A novembre 2025 torna a crescere la produzione industriale. L’Istat stima che l’indice destagionalizzato della produzione industriale aumenti dell’1,5% rispetto a ottobre. Al netto degli effetti di calendario, a novembre 2025 l’indice generale aumenta in termini tendenziali dell’1,4%, con i giorni lavorativi di calendario che sono stati 20 come a novembre 2024.
L’indice destagionalizzato mensile mostra aumenti congiunturali in tutti i raggruppamenti principali di industrie con variazioni positive per l’energia (+3,9%), i beni strumentali (+2,1%), i beni di consumo (+1,1%) e, marginalmente, per i beni intermedi (+0,1%).
Si registrano variazioni tendenziali positive per i beni strumentali (+3,3%), l’energia (+2%) e i beni intermedi (+1,0%); diminuiscono, invece, lievemente i beni consumo (-0,8%).
I settori di attività economica che registrano gli incrementi tendenziali maggiori sono la produzione di prodotti farmaceutici di base e preparati farmaceutici (+8,7%), la fabbricazione di computer, prodotti di elettronica e ottica, apparecchi elettromedicali, apparecchi di misurazione e orologi (+5,8%) e la fabbricazione di apparecchiature elettriche e apparecchiature per uso domestico non elettriche (+5,1%). Le flessioni più ampie si rilevano nella fabbricazione di coke e prodotti petroliferi raffinati (-4,4%), nella fabbricazione di mezzi di trasporto (-3,1%) e nella fabbricazione di prodotti chimici (-2,9%).
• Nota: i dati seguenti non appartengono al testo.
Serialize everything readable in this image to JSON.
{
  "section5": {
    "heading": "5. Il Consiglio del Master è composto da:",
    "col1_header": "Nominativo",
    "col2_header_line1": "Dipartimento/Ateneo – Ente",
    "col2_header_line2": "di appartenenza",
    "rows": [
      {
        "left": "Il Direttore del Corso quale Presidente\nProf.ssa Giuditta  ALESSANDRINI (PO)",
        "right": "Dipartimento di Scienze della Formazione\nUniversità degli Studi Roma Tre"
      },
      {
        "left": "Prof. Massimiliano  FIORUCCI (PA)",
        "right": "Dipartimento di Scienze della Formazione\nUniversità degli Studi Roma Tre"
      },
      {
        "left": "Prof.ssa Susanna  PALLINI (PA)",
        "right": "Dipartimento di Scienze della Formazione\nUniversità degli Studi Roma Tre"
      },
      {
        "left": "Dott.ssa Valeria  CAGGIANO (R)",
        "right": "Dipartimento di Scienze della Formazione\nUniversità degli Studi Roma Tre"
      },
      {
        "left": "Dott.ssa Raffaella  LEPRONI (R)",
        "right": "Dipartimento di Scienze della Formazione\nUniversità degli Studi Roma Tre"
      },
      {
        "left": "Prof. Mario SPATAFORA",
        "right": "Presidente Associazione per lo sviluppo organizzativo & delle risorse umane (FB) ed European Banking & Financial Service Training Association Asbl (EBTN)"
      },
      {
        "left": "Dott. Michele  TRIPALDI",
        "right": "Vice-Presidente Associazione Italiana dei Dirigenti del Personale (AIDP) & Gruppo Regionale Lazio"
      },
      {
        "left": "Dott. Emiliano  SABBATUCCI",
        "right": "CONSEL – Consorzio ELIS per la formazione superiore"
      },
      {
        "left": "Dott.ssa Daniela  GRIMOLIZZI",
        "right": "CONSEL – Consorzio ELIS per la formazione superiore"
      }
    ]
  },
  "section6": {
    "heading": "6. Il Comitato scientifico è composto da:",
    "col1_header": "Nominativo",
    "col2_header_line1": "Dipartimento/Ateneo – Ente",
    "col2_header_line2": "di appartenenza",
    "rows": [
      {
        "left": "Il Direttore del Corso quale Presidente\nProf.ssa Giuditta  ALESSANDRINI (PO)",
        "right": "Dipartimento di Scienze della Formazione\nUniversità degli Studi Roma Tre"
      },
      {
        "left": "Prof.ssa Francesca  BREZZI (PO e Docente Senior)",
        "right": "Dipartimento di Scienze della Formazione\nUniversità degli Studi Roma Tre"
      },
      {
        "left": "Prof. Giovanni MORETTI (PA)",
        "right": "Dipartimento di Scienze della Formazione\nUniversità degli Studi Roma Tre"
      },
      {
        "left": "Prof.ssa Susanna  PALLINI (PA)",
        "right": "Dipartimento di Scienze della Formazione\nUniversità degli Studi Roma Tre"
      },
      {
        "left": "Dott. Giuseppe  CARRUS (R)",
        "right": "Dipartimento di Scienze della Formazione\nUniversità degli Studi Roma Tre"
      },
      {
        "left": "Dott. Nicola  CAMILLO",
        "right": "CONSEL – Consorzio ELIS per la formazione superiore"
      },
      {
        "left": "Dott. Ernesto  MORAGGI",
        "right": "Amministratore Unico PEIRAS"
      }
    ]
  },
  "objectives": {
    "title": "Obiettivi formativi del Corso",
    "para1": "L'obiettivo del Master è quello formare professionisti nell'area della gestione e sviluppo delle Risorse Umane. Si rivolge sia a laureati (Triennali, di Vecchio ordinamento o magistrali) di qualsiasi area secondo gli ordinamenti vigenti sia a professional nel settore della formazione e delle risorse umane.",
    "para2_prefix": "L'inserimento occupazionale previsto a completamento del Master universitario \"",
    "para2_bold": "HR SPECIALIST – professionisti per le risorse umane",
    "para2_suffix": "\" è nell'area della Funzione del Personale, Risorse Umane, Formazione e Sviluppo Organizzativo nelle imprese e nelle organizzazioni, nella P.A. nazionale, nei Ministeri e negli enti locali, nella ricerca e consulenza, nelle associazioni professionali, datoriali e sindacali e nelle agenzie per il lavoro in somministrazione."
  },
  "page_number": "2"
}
Uk: produzione industriale +1,1% a novembre, +2,3% tendenziale
Nel mese di novembre la produzione industriale nel Regno Unito è aumentata dell’1,1% su base mensile e del 2,3% annuale. Lo rende noto l’ufficio nazionale di statistica inglese secondo cui l’aumento della produzione mensile a novembre 2025 è dovuto esclusivamente alla solidità del settore manifatturiero (+2,1%) che ha parzialmente compensato la debolezza di attività estrattive e di cava (in calo del 2,5%) ed elettricità e gas (in calo dello 0,5%). L’aumento di novembre fa seguito a un aumento a ottobre 2025 (+1,3%) e a un calo a settembre 2025 (-1,4%). Si stima, inoltre, che la produzione sia diminuita dello 0,1% nel trimestre fino a novembre 2025 rispetto al trimestre fino ad agosto 2025.